Grosse recommandation pour un fil good movie.

On connaît la chanson, d’Alain Resnais

Film français sorti en 1997. On suit les aventures à Paris de deux sœurs, Camille et Odile, et de leurs connaissances, alors qu’Odile achète un appartement et Camille finit sa thèse. Le film est connu pour son procédé qui consiste à faire faire du lipdub de chansons françaises à ses acteurices à plein de moments, lipdub qui s’insère dans les dialogues ou représente l’état d’esprit ou les émotions des personnages.

Les personnages sont attachants (sauf celui de Lambert Wilson, qui joue le connard de service, un horrible agent immobilier), même s’ils sont parfois un peu idiots. Mention spécial au fil narratif d’Odile qui culpabilise d’avoir renvoyé au dernier moment un demandeur d’emploi, à celui de Camille qui finit sa thèse « Les chevaliers-paysans de l’an mil au lac de Paladru », et à Bacri hypocondriaque qui consulte médecin sur médecin en chantant J’ai la rate qui se dilate.

Le Sermon sur la chute de Rome, de Jérome Ferrari

« Meeeec, et si on ouvrait un bar ? »

Prix Goncourt 2012. Le livre raconte l’histoire de plusieurs membres d’une famille corse. L’histoire s’ouvre sur la description d’une photo prise en 1918 avant le retour de la guerre du père de famille. Elle va s’étendre brièvement sur la vie du couple, avant de se concentrer sur la vie de leur arrière petit fils Matthieu, avec des passages sur la vie de leur plus jeune fils Marcel, son fils Jacques (très peu), et celle d’Aurélie, la sœur de Matthieu. Matthieu a été élevé sur le continent, et il considère pendant longtemps la Corse comme son paradis perdu.
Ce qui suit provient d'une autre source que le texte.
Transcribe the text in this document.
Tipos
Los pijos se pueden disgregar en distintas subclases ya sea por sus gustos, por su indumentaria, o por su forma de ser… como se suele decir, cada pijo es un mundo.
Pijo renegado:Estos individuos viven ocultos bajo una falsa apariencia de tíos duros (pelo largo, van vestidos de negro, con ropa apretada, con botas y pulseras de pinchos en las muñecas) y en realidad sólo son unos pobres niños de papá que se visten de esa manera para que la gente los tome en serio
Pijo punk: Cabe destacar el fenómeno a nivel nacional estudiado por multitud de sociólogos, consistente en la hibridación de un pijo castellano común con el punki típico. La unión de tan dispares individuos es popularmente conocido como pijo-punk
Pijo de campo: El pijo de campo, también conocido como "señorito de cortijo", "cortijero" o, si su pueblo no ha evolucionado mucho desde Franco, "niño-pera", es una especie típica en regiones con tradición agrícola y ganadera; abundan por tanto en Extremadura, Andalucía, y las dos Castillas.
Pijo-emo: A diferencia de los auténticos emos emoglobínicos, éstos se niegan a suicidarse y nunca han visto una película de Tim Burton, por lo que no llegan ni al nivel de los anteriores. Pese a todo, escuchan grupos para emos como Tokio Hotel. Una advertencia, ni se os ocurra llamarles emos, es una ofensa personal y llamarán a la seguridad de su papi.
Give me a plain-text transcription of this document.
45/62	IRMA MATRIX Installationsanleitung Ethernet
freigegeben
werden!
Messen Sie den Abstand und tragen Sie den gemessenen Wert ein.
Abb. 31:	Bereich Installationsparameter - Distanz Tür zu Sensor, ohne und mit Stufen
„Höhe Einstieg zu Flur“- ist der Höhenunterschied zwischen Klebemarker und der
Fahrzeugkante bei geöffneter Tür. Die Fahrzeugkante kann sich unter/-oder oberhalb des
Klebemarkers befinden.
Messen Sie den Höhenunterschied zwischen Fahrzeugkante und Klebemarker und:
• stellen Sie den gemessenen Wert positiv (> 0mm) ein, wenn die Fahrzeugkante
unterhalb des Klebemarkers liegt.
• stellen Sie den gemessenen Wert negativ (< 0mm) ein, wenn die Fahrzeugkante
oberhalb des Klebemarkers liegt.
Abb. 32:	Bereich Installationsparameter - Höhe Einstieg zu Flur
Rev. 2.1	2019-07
Persuadé que tout ce qui a trait à la Corse est merveilleux, il abandonne ses études pour reprendre un bar dans le village familial avec son meilleur ami. Si les choses se déroulent bien au début, le rêve de Matthieu va peu à peu s’effondrer.

C’était agréable et intéressant à lire. La narration fait des allers-retours entre les époques et les générations, révélant peu à peu les différentes péripéties de l’histoire familiale. Libero, le meilleur ami de Matthieu, a fait son mémoire de master sur Saint-Augustin, ce qui amène les parallèles entre leur situation (et l’effondrement de leur rêve de vie tranquille au pays) et le sermon de Saint-Augustin sur la chute de Rome, et donc le titre du livre.